A new series asks University scientists in bio-based fields to talk about probable challenges we face and possible advances that could have a profound impact on the future.
Humans impact the planet at every scale from the composition of microbes in our soil to the function of entire ecosystems. Some suggest the current geological era should be called the Anthropocene in recognition of the outsized role we play in shaping the world around us. Our ability to understand how things work and, potentially, how to make them work for us to address pressing issues has never been greater. Given the rapid pace of discovery, what would it look like if we could time travel into the not-too-distant future. Eight investigators talk about the probable challenges we face and the possible developments that could shape the future in profound ways.
MAY 13 Could microbes form the basis for new and novel treatments and even be cures for a variety of diseases? Christine Salomon and Mike Sadowsky will take you on a whirlwind tour of the state of the science and look to a future in which microbes may provide a pathway to health. Dr. Christine Salomon, an associate professor at the University's Center for Drug Design, will share insights about microbes' incredibly complex and biologically active metabolites and what their vast untapped metabolic potential to make many more compounds could mean for drug discovery. Dr. Mike Sadowsky, head of the BioTechnology Institute, will discuss the potential of a new microbe-based approach called microbiota therapeutics to treat diseases including Clostridium difficile (C. diff) as well as recent successes in treating symptoms related to autism spectrum disorder. MAY 20 As glaciers recede, ice cover declines and rainfall patterns become less predictable, landscapes, livelihoods and ways of life are changing, too. Lesley Knoll and Daniel Stanton will explore the implications for the planet and the people who live on it. Seasonal ice cover duration has been declining over the past 150 years for Northern Hemisphere lakes and rivers, but we still know relatively little about how inland ice loss directly affects humans. Dr. Lesley Knoll , a limnologist and station biologist at Itasca Biological Station and Laboratories, will explore cultural ecosystem services (e.g., sense of place, cultural identity) that are supported by lake and river ice. Water availability is expected to change considerably in the future. How this impacts vegetation will depend a lot on how plants respond and use remaining water. Dr. Daniel Stanton, an assistant professor of Ecology, Evolution and Behavior, will discuss how plant interactions with climate at small and regional scales could lead to a range of outcomes, and where some of the large knowledge gaps and uncertainties remain.

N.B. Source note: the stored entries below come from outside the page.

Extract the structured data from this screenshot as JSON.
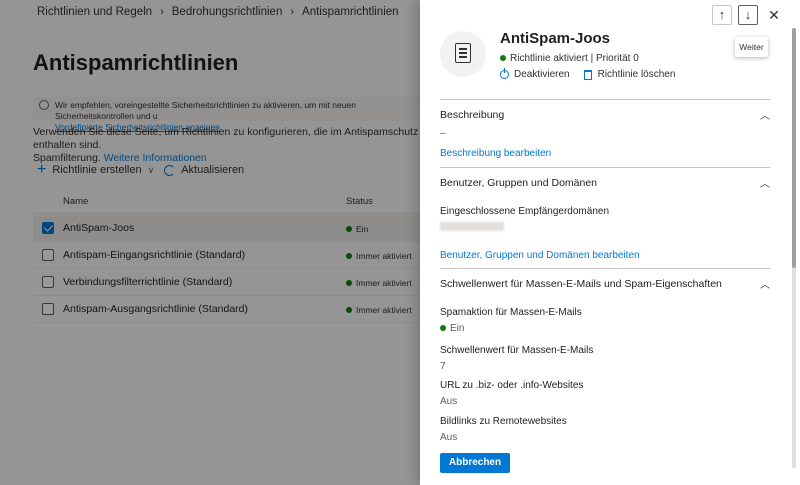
{
  "background": {
    "breadcrumb": [
      "Richtlinien und Regeln",
      "Bedrohungsrichtlinien",
      "Antispamrichtlinien"
    ],
    "page_title": "Antispamrichtlinien",
    "tip": {
      "text": "Wir empfehlen, voreingestellte Sicherheitsrichtlinien zu aktivieren, um mit neuen Sicherheitskontrollen und u",
      "link": "Vordefinierte Sicherheitsrichtlinien anzeigen"
    },
    "intro": {
      "text1": "Verwenden Sie diese Seite, um Richtlinien zu konfigurieren, die im Antispamschutz enthalten sind.",
      "text2": "Spamfilterung.",
      "link": "Weitere Informationen"
    },
    "commands": {
      "create": "Richtlinie erstellen",
      "refresh": "Aktualisieren"
    },
    "table": {
      "headers": {
        "name": "Name",
        "status": "Status"
      },
      "rows": [
        {
          "name": "AntiSpam-Joos",
          "status": "Ein",
          "selected": true
        },
        {
          "name": "Antispam-Eingangsrichtlinie (Standard)",
          "status": "Immer aktiviert",
          "selected": false
        },
        {
          "name": "Verbindungsfilterrichtlinie (Standard)",
          "status": "Immer aktiviert",
          "selected": false
        },
        {
          "name": "Antispam-Ausgangsrichtlinie (Standard)",
          "status": "Immer aktiviert",
          "selected": false
        }
      ]
    }
  },
  "panel": {
    "tooltip": "Weiter",
    "title": "AntiSpam-Joos",
    "status_text": "Richtlinie aktiviert | Priorität 0",
    "actions": {
      "deactivate": "Deaktivieren",
      "delete": "Richtlinie löschen"
    },
    "description": {
      "header": "Beschreibung",
      "value": "–",
      "edit_link": "Beschreibung bearbeiten"
    },
    "users": {
      "header": "Benutzer, Gruppen und Domänen",
      "label": "Eingeschlossene Empfängerdomänen",
      "edit_link": "Benutzer, Gruppen und Domänen bearbeiten"
    },
    "threshold": {
      "header": "Schwellenwert für Massen-E-Mails und Spam-Eigenschaften",
      "fields": [
        {
          "label": "Spamaktion für Massen-E-Mails",
          "value": "Ein"
        },
        {
          "label": "Schwellenwert für Massen-E-Mails",
          "value": "7"
        },
        {
          "label": "URL zu .biz- oder .info-Websites",
          "value": "Aus"
        },
        {
          "label": "Bildlinks zu Remotewebsites",
          "value": "Aus"
        }
      ]
    },
    "cancel_label": "Abbrechen",
    "colors": {
      "accent": "#0078d4",
      "status_green": "#107c10"
    }
  }
}
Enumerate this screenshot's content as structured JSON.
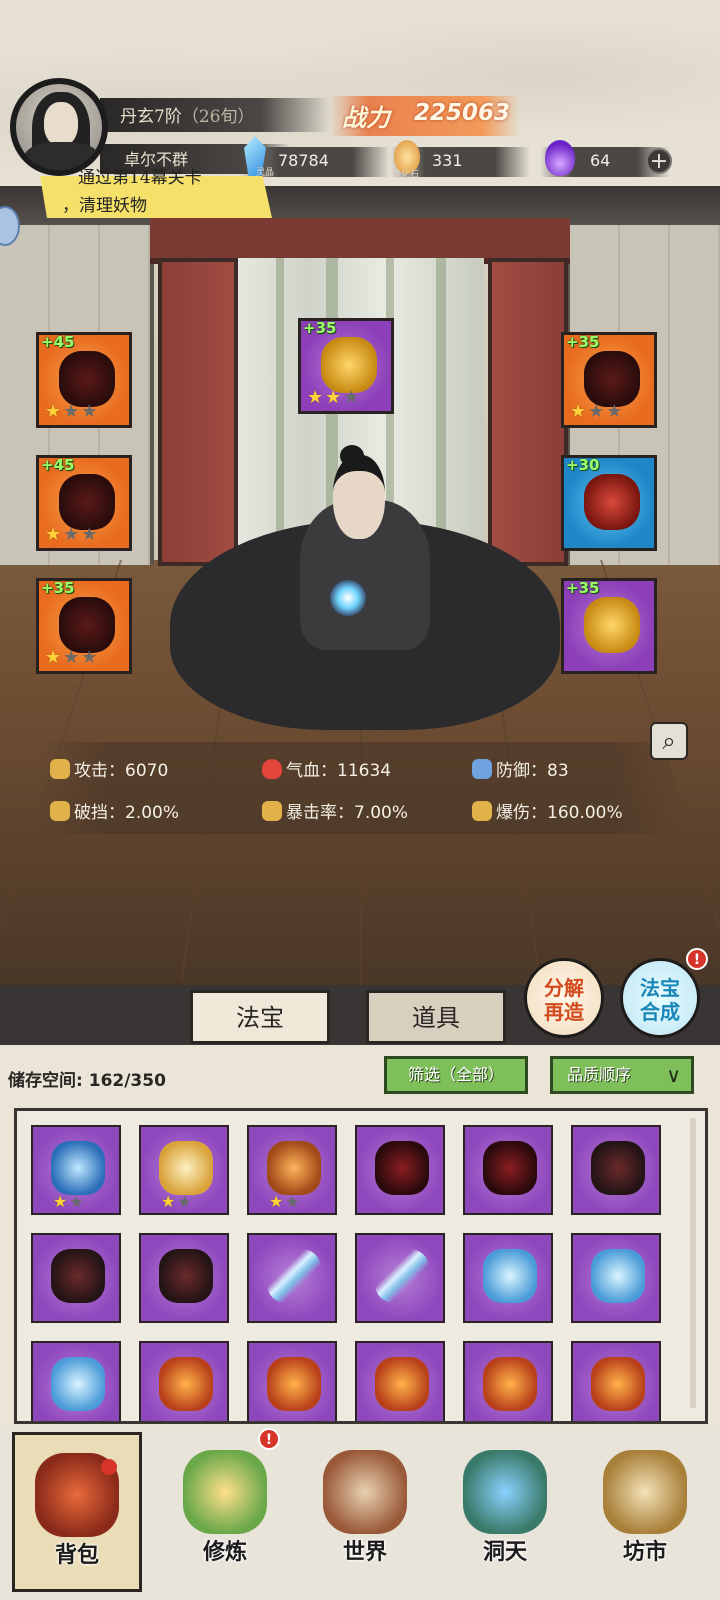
{
  "player": {
    "rank": "丹玄7阶",
    "rank_sub": "（26旬）",
    "name": "卓尔不群",
    "power_label": "战力",
    "power": "225063"
  },
  "resources": [
    {
      "icon": "spirit-crystal-icon",
      "label": "灵晶",
      "value": "78784"
    },
    {
      "icon": "creation-stone-icon",
      "label": "造化石",
      "value": "331"
    },
    {
      "icon": "purple-flame-icon",
      "label": "",
      "value": "64"
    }
  ],
  "quest": {
    "line1": "通过第14幕关卡",
    "line2": "，清理妖物"
  },
  "equipment": {
    "left": [
      {
        "level": "+45",
        "stars": 1,
        "quality": "orange"
      },
      {
        "level": "+45",
        "stars": 1,
        "quality": "orange"
      },
      {
        "level": "+35",
        "stars": 1,
        "quality": "orange"
      }
    ],
    "center": {
      "level": "+35",
      "stars": 2,
      "quality": "purple"
    },
    "right": [
      {
        "level": "+35",
        "stars": 1,
        "quality": "orange"
      },
      {
        "level": "+30",
        "stars": 0,
        "quality": "blue"
      },
      {
        "level": "+35",
        "stars": 0,
        "quality": "purple"
      }
    ]
  },
  "stats": [
    {
      "label": "攻击：",
      "value": "6070",
      "icon": "sword-icon"
    },
    {
      "label": "气血：",
      "value": "11634",
      "icon": "heart-icon"
    },
    {
      "label": "防御：",
      "value": "83",
      "icon": "shield-icon"
    },
    {
      "label": "破挡：",
      "value": "2.00%",
      "icon": "break-block-icon"
    },
    {
      "label": "暴击率：",
      "value": "7.00%",
      "icon": "crit-rate-icon"
    },
    {
      "label": "爆伤：",
      "value": "160.00%",
      "icon": "crit-damage-icon"
    }
  ],
  "tabs": {
    "treasure": "法宝",
    "items": "道具"
  },
  "actions": {
    "decompose_line1": "分解",
    "decompose_line2": "再造",
    "synth_line1": "法宝",
    "synth_line2": "合成",
    "badge": "!"
  },
  "storage": {
    "label": "储存空间:",
    "value": "162/350"
  },
  "filter": {
    "label": "筛选（全部）",
    "sort": "品质顺序",
    "sort_icon": "chevron-down-icon"
  },
  "inventory": [
    {
      "art": "blue-gauntlet",
      "stars": 1
    },
    {
      "art": "dragon-armor",
      "stars": 1
    },
    {
      "art": "sun-emblem",
      "stars": 1
    },
    {
      "art": "dark-blade",
      "stars": 0
    },
    {
      "art": "dark-blade",
      "stars": 0
    },
    {
      "art": "shadow-wheel",
      "stars": 0
    },
    {
      "art": "shadow-wheel",
      "stars": 0
    },
    {
      "art": "shadow-wheel",
      "stars": 0
    },
    {
      "art": "ice-sword",
      "stars": 0
    },
    {
      "art": "ice-sword",
      "stars": 0
    },
    {
      "art": "frost-bow",
      "stars": 0
    },
    {
      "art": "frost-bow",
      "stars": 0
    },
    {
      "art": "frost-bow",
      "stars": 0
    },
    {
      "art": "fire-gourd",
      "stars": 0
    },
    {
      "art": "fire-gourd",
      "stars": 0
    },
    {
      "art": "fire-gourd",
      "stars": 0
    },
    {
      "art": "fire-gourd",
      "stars": 0
    },
    {
      "art": "fire-gourd",
      "stars": 0
    }
  ],
  "nav": [
    {
      "label": "背包",
      "icon": "bag-icon",
      "active": true
    },
    {
      "label": "修炼",
      "icon": "lotus-icon",
      "badge": "!"
    },
    {
      "label": "世界",
      "icon": "scroll-map-icon"
    },
    {
      "label": "洞天",
      "icon": "portal-icon"
    },
    {
      "label": "坊市",
      "icon": "market-icon"
    }
  ],
  "colors": {
    "orange_slot": "#e96b1f",
    "purple_slot": "#8c3fb8",
    "blue_slot": "#1f86c8",
    "level_text": "#9cff6a",
    "star": "#ffd23a",
    "quest_banner": "#f5e06a",
    "filter_button": "#7fbf5a"
  }
}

MAY 27 Imagine a world in which sustainable products and socially-conscious investing were the norm. Emerging technologies are making it possible to track environmental responsibility in real-time and manufacture next-generation renewable materials. Jessica Hellmann and David Bengston are at the vanguard of these developments and will share their insights.
Socially-conscious investors are driving a transformation in the environmental responsibility of corporations, but they're just a small portion of the financial market.
Dr. Jessica Hellmann, director of the Institute on the Environment, sees a sea-change coming with the advent of remote sensing and the ready availability of independent and verifiable data to track environmental responsibility in real-time and report that information to investors. Dr. David Bengston, an environmental futurist with the Strategic Foresight Group of the Northern Research Station, USDA Forest Service, sees a forest-based bioeconomy on the horizon as new technologies enable production of high-tech, wood-based materials that could replace many nonrenewable and carbon-intensive materials. He will explore how a new “age of wood” may be dawning in which an ancient and renewable material takes center stage.
Organized by the College of Biological Sciences and the Bell Museum.